Pragmatic multi-cell MIMO beamforming with decentralized coordination

This paper considers a time division duplexing based coordinated multi-cell multiuser MIMO system. Optimization problem is sum power minimization among base stations (BSs) with minimum SINR constraint per each user. The problem is jointly non-convex with respect to transmit and receive beamformers. We propose a MIMO beamforming design where transmit and receive beamformers are updated consecutively using decentralized coordination. For receive beamforming, each user employs minimum mean squared error receiver which is then used as a precoder for uplink pilot signaling.
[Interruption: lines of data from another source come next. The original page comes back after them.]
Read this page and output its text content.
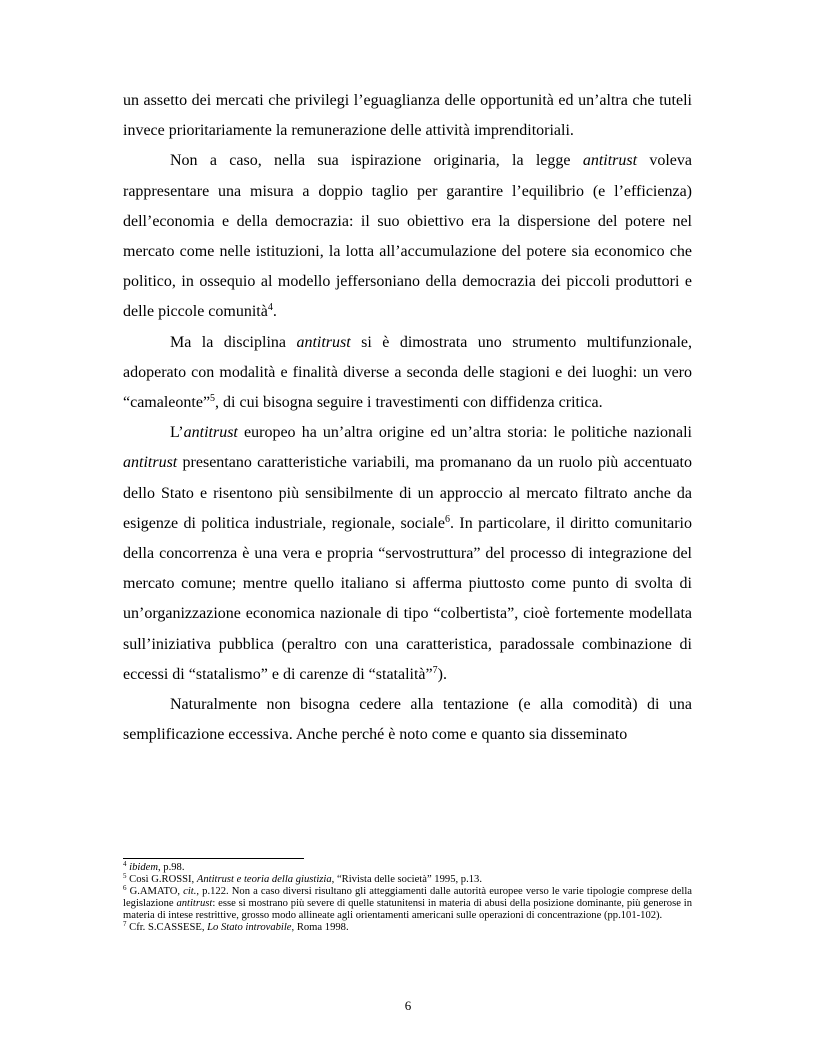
un assetto dei mercati che privilegi l’eguaglianza delle opportunità ed un’altra che tuteli invece prioritariamente la remunerazione delle attività imprenditoriali.

Non a caso, nella sua ispirazione originaria, la legge antitrust voleva rappresentare una misura a doppio taglio per garantire l’equilibrio (e l’efficienza) dell’economia e della democrazia: il suo obiettivo era la dispersione del potere nel mercato come nelle istituzioni, la lotta all’accumulazione del potere sia economico che politico, in ossequio al modello jeffersoniano della democrazia dei piccoli produttori e delle piccole comunità$^4$.

Ma la disciplina antitrust si è dimostrata uno strumento multifunzionale, adoperato con modalità e finalità diverse a seconda delle stagioni e dei luoghi: un vero “camaleonte”$^5$, di cui bisogna seguire i travestimenti con diffidenza critica.

L’antitrust europeo ha un’altra origine ed un’altra storia: le politiche nazionali antitrust presentano caratteristiche variabili, ma promanano da un ruolo più accentuato dello Stato e risentono più sensibilmente di un approccio al mercato filtrato anche da esigenze di politica industriale, regionale, sociale$^6$. In particolare, il diritto comunitario della concorrenza è una vera e propria “servostruttura” del processo di integrazione del mercato comune; mentre quello italiano si afferma piuttosto come punto di svolta di un’organizzazione economica nazionale di tipo “colbertista”, cioè fortemente modellata sull’iniziativa pubblica (peraltro con una caratteristica, paradossale combinazione di eccessi di “statalismo” e di carenze di “statalità”$^7$).

Naturalmente non bisogna cedere alla tentazione (e alla comodità) di una semplificazione eccessiva. Anche perché è noto come e quanto sia disseminato

$^4$ ibidem, p.98.

$^5$ Così G.ROSSI, Antitrust e teoria della giustizia, “Rivista delle società” 1995, p.13.

$^6$ G.AMATO, cit., p.122. Non a caso diversi risultano gli atteggiamenti dalle autorità europee verso le varie tipologie comprese della legislazione antitrust: esse si mostrano più severe di quelle statunitensi in materia di abusi della posizione dominante, più generose in materia di intese restrittive, grosso modo allineate agli orientamenti americani sulle operazioni di concentrazione (pp.101-102).

$^7$ Cfr. S.CASSESE, Lo Stato introvabile, Roma 1998.

6
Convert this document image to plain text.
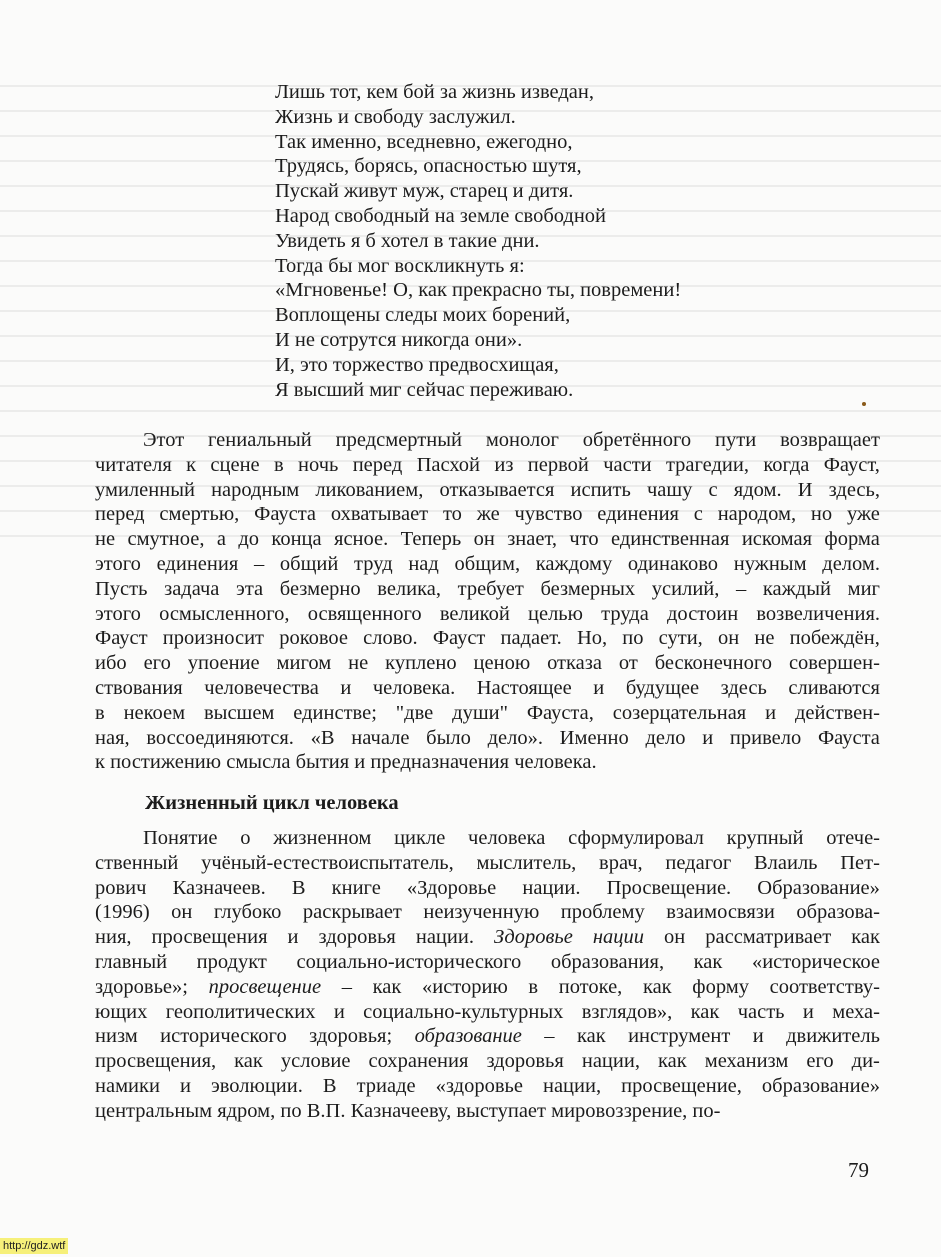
Лишь тот, кем бой за жизнь изведан,
Жизнь и свободу заслужил.
Так именно, вседневно, ежегодно,
Трудясь, борясь, опасностью шутя,
Пускай живут муж, старец и дитя.
Народ свободный на земле свободной
Увидеть я б хотел в такие дни.
Тогда бы мог воскликнуть я:
«Мгновенье! О, как прекрасно ты, повремени!
Воплощены следы моих борений,
И не сотрутся никогда они».
И, это торжество предвосхищая,
Я высший миг сейчас переживаю.
Этот гениальный предсмертный монолог обретённого пути возвращает
читателя к сцене в ночь перед Пасхой из первой части трагедии, когда Фауст,
умиленный народным ликованием, отказывается испить чашу с ядом. И здесь,
перед смертью, Фауста охватывает то же чувство единения с народом, но уже
не смутное, а до конца ясное. Теперь он знает, что единственная искомая форма
этого единения – общий труд над общим, каждому одинаково нужным делом.
Пусть задача эта безмерно велика, требует безмерных усилий, – каждый миг
этого осмысленного, освященного великой целью труда достоин возвеличения.
Фауст произносит роковое слово. Фауст падает. Но, по сути, он не побеждён,
ибо его упоение мигом не куплено ценою отказа от бесконечного совершен-
ствования человечества и человека. Настоящее и будущее здесь сливаются
в некоем высшем единстве; "две души" Фауста, созерцательная и действен-
ная, воссоединяются. «В начале было дело». Именно дело и привело Фауста
к постижению смысла бытия и предназначения человека.
Жизненный цикл человека
Понятие о жизненном цикле человека сформулировал крупный отече-
ственный учёный-естествоиспытатель, мыслитель, врач, педагог Влаиль Пет-
рович Казначеев. В книге «Здоровье нации. Просвещение. Образование»
(1996) он глубоко раскрывает неизученную проблему взаимосвязи образова-
ния, просвещения и здоровья нации. Здоровье нации он рассматривает как
главный продукт социально-исторического образования, как «историческое
здоровье»; просвещение – как «историю в потоке, как форму соответству-
ющих геополитических и социально-культурных взглядов», как часть и меха-
низм исторического здоровья; образование – как инструмент и движитель
просвещения, как условие сохранения здоровья нации, как механизм его ди-
намики и эволюции. В триаде «здоровье нации, просвещение, образование»
центральным ядром, по В.П. Казначееву, выступает мировоззрение, по-
79
http://gdz.wtf
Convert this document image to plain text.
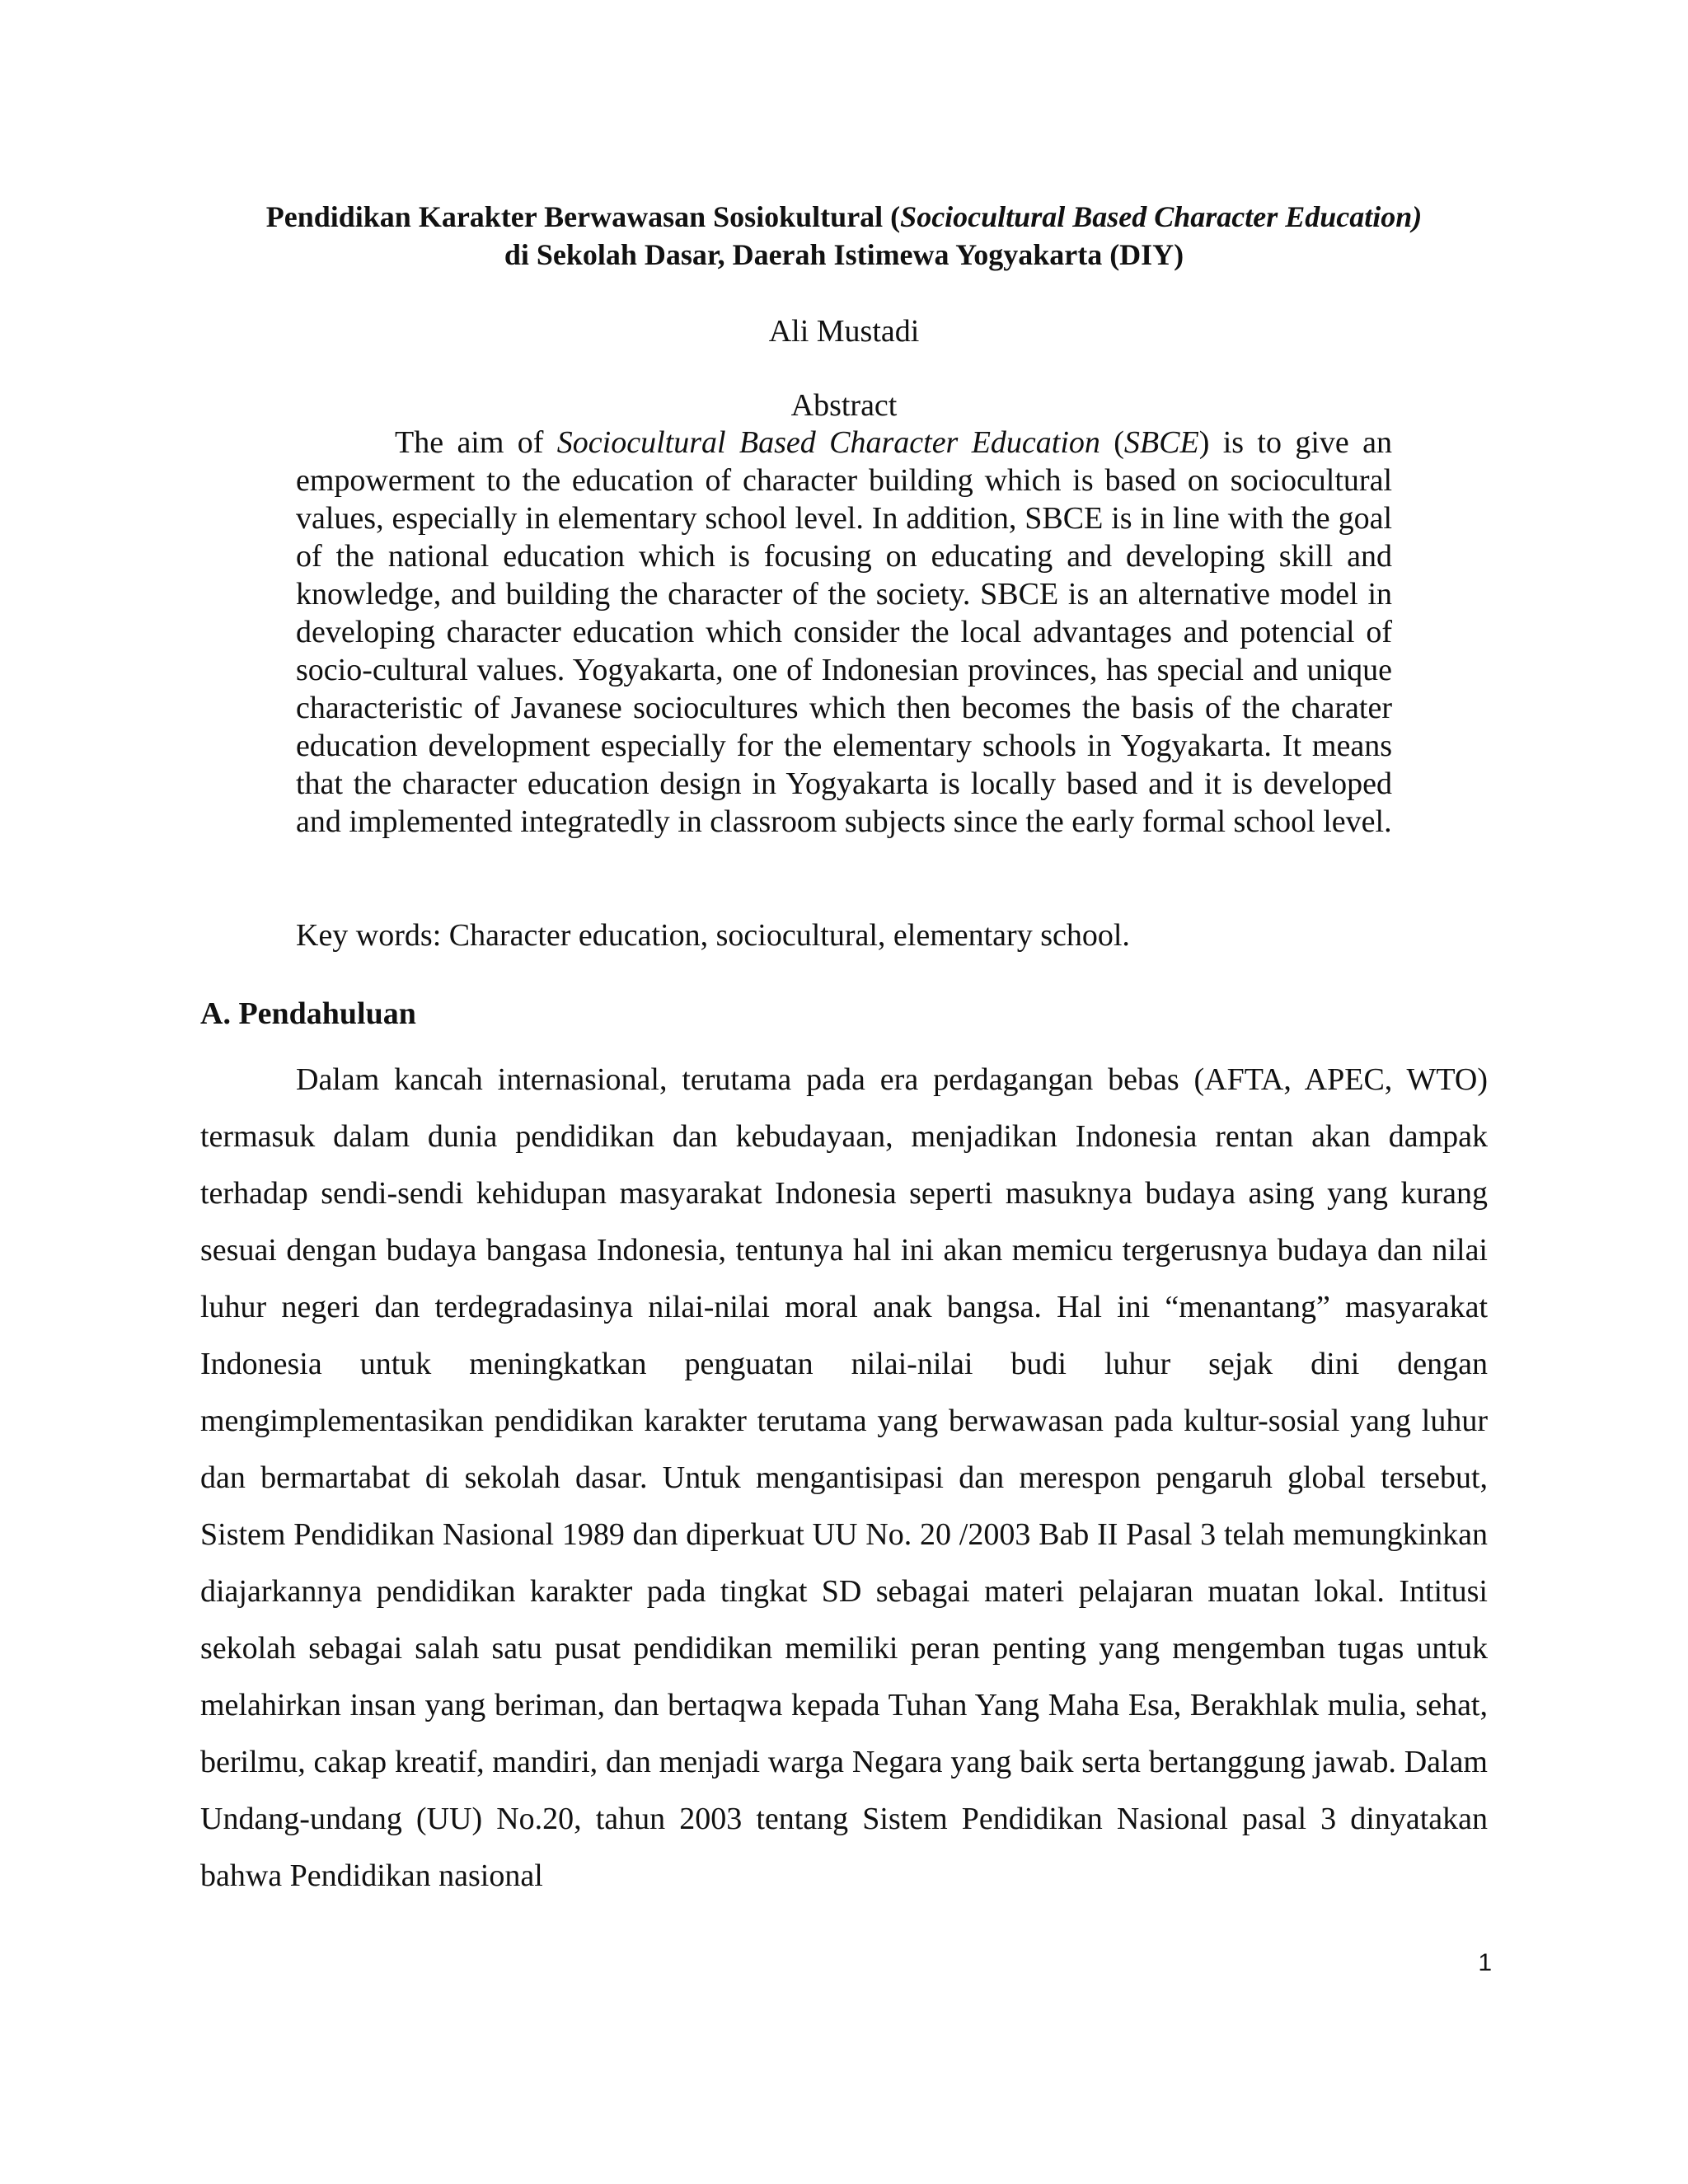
Pendidikan Karakter Berwawasan Sosiokultural (Sociocultural Based Character Education)
di Sekolah Dasar, Daerah Istimewa Yogyakarta (DIY)
Ali Mustadi
Abstract

The aim of Sociocultural Based Character Education (SBCE) is to give an empowerment to the education of character building which is based on sociocultural values, especially in elementary school level. In addition, SBCE is in line with the goal of the national education which is focusing on educating and developing skill and knowledge, and building the character of the society. SBCE is an alternative model in developing character education which consider the local advantages and potencial of socio-cultural values. Yogyakarta, one of Indonesian provinces, has special and unique characteristic of Javanese sociocultures which then becomes the basis of the charater education development especially for the elementary schools in Yogyakarta. It means that the character education design in Yogyakarta is locally based and it is developed and implemented integratedly in classroom subjects since the early formal school level.

Key words: Character education, sociocultural, elementary school.

A. Pendahuluan

Dalam kancah internasional, terutama pada era perdagangan bebas (AFTA, APEC, WTO) termasuk dalam dunia pendidikan dan kebudayaan, menjadikan Indonesia rentan akan dampak terhadap sendi-sendi kehidupan masyarakat Indonesia seperti masuknya budaya asing yang kurang sesuai dengan budaya bangasa Indonesia, tentunya hal ini akan memicu tergerusnya budaya dan nilai luhur negeri dan terdegradasinya nilai-nilai moral anak bangsa. Hal ini “menantang” masyarakat Indonesia untuk meningkatkan penguatan nilai-nilai budi luhur sejak dini dengan mengimplementasikan pendidikan karakter terutama yang berwawasan pada kultur-sosial yang luhur dan bermartabat di sekolah dasar. Untuk mengantisipasi dan merespon pengaruh global tersebut, Sistem Pendidikan Nasional 1989 dan diperkuat UU No. 20 /2003 Bab II Pasal 3 telah memungkinkan diajarkannya pendidikan karakter pada tingkat SD sebagai materi pelajaran muatan lokal. Intitusi sekolah sebagai salah satu pusat pendidikan memiliki peran penting yang mengemban tugas untuk melahirkan insan yang beriman, dan bertaqwa kepada Tuhan Yang Maha Esa, Berakhlak mulia, sehat, berilmu, cakap kreatif, mandiri, dan menjadi warga Negara yang baik serta bertanggung jawab. Dalam Undang-undang (UU) No.20, tahun 2003 tentang Sistem Pendidikan Nasional pasal 3 dinyatakan bahwa Pendidikan nasional

1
Due to precoded pilot signaling, local effective channel state information is available at each BS. Using a primal decomposition method, originally centralized transmit beamforming optimization is decoupled between BSs and turned into a decentralized two-level optimization. At each BS, a lower BS-level optimization is cast as a second order cone program and solved using standard convex optimization tools, whereas a higher network-level optimization is solved via a projected subgradient method requiring limited backhaul information exchange among BSs. Alternating between receive and transmit beamforming optimization steps, algorithm converges to a locally optimal solution in a static channel scenario. Numerical results show similar performance as in the centralized case. Furthermore, significant performance gain over multi-cell MISO beamforming is demonstrated.